Under the notation of the preceding two exercises, prove that $|D|=|A|=|\Omega|$. Deduce that $$\text{if } S_\Omega \cong S_\Delta \text{ then } |\Omega|=|\Delta|. $$ [Use the fact that $D$ is generated by transpositions. You may assume that countable unions and finite direct products of sets of cardinality $|\Omega|$ also have cardinality $|\Omega|$.]

My attempt:

First, since $A \leq D$, we have $|A| \leq |D|$. Fix two elements $x_1,x_2 \in \Omega$, and define $f:\Omega \setminus \{x_1,x_2\} \to A$ by $f(x)=(x_1 \; x_2 \;x)$. Since $f$ is injective we find $|\Omega \setminus \{x_1,x_2\}|=|\Omega| \leq |A|$. It remains to prove $|\Omega| \leq |D|$.

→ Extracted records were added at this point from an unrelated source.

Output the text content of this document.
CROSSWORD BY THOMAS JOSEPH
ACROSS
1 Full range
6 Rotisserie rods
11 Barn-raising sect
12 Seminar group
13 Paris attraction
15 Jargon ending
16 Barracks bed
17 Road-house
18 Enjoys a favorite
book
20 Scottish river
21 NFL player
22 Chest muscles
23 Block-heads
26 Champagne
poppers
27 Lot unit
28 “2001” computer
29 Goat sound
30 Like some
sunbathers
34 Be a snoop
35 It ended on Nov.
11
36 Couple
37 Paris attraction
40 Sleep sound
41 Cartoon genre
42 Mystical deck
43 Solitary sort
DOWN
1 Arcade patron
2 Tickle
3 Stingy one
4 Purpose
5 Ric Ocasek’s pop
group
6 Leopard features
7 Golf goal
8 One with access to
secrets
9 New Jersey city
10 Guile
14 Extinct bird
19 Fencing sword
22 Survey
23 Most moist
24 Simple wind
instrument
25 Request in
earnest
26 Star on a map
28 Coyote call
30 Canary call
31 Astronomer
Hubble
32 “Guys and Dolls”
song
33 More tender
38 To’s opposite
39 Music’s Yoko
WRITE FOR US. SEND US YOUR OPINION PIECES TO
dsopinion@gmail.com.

Let $p(n)$ be the partition number of $n$, and for all $n \geq 2$ let $D_n \subseteq D$ be the subset of all permutations $\sigma$ which move exactly $n$ points. Also let $\mathfrak{C}_n$ be a disjoint union of $p(n)$ copies of $\Omega^n=\Omega \times \Omega \times \cdots \Omega$. We define a mapping $\coprod \mathfrak{C}_n \to D \setminus\{1\}$ according to the following rule: For each $n \geq 2$ we name the possible partitions of $n$ by $\pi_1(n),\pi_2(n),\pi_{p(n)}(n)$. If $\mathbf{x}$ in the domain comes from $\mathfrak{C}_n$, and within it from the $k$th copy of $\Omega^n$, we rearrange the parenthesis around the elements of $\mathbf{x}$ so that they create a permutation having $\pi_k(n)$ as its cycle type in the obvious way. It can be seen that this map is a surjection from a set of cardinality $|\Omega|$ to a set of cardinality $|D|$.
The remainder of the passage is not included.